The thesis consists of three papers, each addressing a distinct aspect of Nordic electrification. Paper I compares the cost-effective electrification strategies for six cities in Sweden, applying a previously developed linear optimization model for an urban energy system. Here, it is demonstrated that local city-specific characteristics significantly affect optimal system configurations only when electricity import capacity is stringently constrained. Under less-restrictive conditions, all cities exhibit heavy reliance on power-to-heat in district heating systems and substantial electricity imports. Paper II expands the scope to the Nordic region by examining the spatial optimization of renewable electricity generation using a newly developed model (EHUB Nordic) that represents the entire synchronous Nordic power system. With a highly spatially resolved geographic scope and a detailed representation of the transmission grid, this model enables analyses of how grid constraints and other local characteristics influence the electrification outcomes in the Nordic context. The results show that proximity to the demand for electricity strongly influences siting decisions for solar PV and onshore wind plants, whereas offshore wind deployment is primarily driven by the need for high annual production volumes to offset the higher capital costs. Paper III evaluates the system value of increasing transmission capacity through dynamic line rating (DLR). The findings indicate that, compared to static line rating, DLR enables greater solar PV integration and allows flexible hydropower to substitute for gas turbines by alleviating transmission bottlenecks. The value of DLR is also shown to depend strongly on geographic characteristics, including long transmission lines, low ambient temperatures, and the availability of high-quality wind sites in proximity to demand centers.

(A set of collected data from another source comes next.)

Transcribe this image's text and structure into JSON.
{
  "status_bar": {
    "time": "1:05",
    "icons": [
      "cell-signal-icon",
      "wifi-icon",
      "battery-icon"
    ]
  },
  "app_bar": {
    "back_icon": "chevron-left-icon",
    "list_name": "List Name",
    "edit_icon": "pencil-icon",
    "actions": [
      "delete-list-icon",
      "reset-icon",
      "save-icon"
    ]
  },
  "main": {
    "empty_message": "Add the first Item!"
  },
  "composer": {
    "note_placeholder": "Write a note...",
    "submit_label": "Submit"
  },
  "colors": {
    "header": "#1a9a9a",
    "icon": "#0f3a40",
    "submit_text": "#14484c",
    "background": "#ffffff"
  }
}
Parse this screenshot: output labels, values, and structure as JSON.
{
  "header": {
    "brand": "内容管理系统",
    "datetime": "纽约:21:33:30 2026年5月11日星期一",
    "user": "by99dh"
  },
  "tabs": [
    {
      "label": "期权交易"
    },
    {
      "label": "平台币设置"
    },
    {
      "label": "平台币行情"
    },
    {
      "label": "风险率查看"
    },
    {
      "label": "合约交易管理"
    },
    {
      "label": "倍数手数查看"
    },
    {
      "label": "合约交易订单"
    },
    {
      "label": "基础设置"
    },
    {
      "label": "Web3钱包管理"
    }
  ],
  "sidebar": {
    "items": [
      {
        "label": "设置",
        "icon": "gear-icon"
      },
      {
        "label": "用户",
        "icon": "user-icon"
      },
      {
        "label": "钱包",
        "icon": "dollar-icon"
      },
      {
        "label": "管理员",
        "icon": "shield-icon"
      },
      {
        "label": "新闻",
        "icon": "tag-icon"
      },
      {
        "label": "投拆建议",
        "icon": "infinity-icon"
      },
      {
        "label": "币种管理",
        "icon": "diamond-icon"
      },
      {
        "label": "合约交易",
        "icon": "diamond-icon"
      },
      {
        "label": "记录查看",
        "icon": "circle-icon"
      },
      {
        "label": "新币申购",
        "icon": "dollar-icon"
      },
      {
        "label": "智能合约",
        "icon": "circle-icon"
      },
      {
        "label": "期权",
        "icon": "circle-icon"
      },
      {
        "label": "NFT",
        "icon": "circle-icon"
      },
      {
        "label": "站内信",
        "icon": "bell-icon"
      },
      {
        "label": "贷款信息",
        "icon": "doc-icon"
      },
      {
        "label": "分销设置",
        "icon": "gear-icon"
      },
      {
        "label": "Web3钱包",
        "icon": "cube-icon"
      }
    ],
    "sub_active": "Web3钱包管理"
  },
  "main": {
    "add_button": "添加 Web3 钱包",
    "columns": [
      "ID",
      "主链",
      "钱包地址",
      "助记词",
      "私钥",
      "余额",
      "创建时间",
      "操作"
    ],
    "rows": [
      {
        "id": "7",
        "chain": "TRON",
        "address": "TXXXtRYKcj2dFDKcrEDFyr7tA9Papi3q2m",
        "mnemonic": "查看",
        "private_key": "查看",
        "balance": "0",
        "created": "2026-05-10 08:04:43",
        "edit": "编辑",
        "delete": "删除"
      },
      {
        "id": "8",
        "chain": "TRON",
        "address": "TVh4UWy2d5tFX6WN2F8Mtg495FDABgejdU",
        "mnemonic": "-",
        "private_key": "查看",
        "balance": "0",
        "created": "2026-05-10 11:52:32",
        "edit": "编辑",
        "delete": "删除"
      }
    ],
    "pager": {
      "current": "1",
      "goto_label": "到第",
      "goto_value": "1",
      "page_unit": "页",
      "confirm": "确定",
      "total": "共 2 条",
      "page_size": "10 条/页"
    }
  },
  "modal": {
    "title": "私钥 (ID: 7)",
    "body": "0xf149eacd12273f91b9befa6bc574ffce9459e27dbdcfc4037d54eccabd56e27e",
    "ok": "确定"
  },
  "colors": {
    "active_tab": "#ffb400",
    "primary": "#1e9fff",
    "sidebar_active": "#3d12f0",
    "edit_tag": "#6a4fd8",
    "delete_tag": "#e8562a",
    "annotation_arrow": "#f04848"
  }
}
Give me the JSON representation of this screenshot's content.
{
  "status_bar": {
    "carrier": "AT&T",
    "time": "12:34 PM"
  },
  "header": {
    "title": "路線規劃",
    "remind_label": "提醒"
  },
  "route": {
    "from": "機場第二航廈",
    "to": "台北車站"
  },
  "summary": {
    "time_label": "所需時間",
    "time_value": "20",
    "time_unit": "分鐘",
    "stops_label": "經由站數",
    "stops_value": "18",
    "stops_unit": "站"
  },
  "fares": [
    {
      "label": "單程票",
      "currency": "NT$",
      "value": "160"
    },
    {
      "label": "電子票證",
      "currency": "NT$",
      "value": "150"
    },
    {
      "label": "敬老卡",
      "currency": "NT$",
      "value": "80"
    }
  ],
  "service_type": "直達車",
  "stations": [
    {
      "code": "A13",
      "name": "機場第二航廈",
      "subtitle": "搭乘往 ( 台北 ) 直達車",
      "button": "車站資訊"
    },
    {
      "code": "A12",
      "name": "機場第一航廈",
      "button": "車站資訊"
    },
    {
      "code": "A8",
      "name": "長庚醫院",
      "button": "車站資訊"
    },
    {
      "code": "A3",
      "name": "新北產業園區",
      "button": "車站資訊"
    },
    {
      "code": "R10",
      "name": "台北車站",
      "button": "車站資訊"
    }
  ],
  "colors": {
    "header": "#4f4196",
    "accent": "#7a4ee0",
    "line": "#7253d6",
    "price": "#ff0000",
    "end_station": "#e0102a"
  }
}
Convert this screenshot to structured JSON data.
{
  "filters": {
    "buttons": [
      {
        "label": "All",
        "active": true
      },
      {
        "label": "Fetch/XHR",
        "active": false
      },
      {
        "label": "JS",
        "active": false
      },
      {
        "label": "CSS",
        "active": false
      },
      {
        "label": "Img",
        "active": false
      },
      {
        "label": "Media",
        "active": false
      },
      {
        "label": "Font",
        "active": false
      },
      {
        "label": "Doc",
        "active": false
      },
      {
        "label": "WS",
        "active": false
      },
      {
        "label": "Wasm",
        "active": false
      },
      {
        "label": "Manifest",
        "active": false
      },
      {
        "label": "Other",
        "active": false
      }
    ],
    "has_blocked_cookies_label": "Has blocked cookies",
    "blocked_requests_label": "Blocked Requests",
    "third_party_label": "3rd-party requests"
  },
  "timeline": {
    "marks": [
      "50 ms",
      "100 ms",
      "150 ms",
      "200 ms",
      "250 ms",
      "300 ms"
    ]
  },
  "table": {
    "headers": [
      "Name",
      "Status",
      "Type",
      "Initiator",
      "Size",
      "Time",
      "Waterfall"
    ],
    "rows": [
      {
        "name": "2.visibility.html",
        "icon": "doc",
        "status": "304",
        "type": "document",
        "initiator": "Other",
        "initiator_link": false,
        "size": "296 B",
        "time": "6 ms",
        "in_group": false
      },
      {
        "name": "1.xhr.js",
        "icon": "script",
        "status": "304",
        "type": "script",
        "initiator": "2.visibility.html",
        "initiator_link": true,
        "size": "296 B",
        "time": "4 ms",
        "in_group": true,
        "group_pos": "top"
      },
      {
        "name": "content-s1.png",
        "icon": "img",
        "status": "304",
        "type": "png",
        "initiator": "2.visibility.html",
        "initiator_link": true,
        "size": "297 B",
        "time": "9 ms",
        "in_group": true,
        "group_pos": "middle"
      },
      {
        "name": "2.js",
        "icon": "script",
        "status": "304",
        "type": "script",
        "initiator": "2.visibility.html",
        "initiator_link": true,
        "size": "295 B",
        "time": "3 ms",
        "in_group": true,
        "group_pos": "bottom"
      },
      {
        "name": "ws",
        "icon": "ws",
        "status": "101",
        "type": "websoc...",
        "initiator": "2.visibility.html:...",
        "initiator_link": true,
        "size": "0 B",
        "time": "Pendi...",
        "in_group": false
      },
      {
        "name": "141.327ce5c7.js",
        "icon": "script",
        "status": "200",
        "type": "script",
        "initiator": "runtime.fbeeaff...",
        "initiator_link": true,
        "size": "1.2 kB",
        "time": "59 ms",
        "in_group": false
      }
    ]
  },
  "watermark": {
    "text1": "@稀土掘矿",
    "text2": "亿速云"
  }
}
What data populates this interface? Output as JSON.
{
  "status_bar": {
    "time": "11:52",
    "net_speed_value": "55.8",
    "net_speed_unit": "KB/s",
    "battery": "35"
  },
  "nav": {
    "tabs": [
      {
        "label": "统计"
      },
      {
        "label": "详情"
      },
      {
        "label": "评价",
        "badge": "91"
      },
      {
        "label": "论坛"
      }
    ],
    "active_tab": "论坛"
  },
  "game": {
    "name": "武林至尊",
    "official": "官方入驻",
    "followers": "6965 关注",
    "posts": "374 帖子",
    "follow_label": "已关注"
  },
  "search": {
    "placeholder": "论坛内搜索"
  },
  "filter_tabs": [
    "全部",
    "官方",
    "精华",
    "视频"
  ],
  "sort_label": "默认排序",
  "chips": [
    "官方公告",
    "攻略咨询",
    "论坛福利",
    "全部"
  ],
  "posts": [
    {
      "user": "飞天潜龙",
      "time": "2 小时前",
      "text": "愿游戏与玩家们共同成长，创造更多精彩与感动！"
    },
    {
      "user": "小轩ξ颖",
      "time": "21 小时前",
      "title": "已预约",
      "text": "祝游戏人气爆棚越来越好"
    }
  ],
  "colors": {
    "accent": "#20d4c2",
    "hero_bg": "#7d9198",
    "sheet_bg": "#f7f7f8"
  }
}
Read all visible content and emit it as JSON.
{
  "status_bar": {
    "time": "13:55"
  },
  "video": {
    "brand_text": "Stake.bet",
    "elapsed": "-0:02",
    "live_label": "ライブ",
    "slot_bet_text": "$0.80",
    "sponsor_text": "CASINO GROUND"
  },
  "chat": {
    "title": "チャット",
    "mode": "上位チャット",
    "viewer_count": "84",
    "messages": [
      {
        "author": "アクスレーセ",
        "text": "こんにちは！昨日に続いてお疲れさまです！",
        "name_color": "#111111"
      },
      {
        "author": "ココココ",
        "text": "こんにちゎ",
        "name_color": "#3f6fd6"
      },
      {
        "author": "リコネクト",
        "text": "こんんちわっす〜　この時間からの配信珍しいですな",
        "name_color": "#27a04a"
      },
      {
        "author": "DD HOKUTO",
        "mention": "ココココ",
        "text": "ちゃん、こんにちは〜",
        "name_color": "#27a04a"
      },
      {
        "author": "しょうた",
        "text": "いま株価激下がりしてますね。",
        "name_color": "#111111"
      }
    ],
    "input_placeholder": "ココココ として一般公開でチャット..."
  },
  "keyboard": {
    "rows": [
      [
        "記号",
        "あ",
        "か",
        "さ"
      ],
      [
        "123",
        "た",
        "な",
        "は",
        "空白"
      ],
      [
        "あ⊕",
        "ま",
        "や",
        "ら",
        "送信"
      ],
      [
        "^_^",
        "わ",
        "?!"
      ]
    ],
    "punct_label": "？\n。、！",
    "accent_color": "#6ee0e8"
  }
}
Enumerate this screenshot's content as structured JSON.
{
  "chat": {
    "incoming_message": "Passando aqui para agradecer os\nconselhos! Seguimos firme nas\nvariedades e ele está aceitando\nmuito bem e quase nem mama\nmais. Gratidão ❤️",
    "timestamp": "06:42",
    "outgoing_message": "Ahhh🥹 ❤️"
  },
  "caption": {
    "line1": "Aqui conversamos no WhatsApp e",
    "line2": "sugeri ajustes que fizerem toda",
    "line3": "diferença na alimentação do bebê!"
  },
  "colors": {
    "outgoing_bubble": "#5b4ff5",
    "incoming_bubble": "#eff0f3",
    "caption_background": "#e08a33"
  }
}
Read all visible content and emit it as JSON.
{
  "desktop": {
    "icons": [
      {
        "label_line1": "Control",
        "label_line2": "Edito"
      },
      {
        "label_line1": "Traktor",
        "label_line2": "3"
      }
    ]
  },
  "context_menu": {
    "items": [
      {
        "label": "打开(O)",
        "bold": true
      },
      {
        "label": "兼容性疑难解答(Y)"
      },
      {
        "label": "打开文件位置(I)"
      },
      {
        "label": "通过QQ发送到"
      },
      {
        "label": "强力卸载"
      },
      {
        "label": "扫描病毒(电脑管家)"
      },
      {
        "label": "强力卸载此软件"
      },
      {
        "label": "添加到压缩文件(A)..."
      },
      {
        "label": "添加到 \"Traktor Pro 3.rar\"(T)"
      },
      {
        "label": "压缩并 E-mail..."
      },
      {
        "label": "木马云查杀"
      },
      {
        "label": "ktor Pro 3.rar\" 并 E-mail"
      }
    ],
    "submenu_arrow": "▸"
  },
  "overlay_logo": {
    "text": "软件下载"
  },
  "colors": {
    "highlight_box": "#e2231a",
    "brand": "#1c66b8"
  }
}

Overall, this work highlights the critical roles of local geographic and system-specific conditions in shaping cost-optimal outcomes from energy system modeling. Especially, four local characteristics emerge as particularly influential in shaping electrification outcomes in the Nordic region: transmission grid properties, weather conditions, the spatial distribution of electricity demand, and land availability. Effectively leveraging these local characteristics, through for example strategic siting of generation plants, urban sector coupling, and enhanced grid utilization, will be highly valuable when addressing the challenges and opportunities linked to the coming age of electrification in the Nordic region.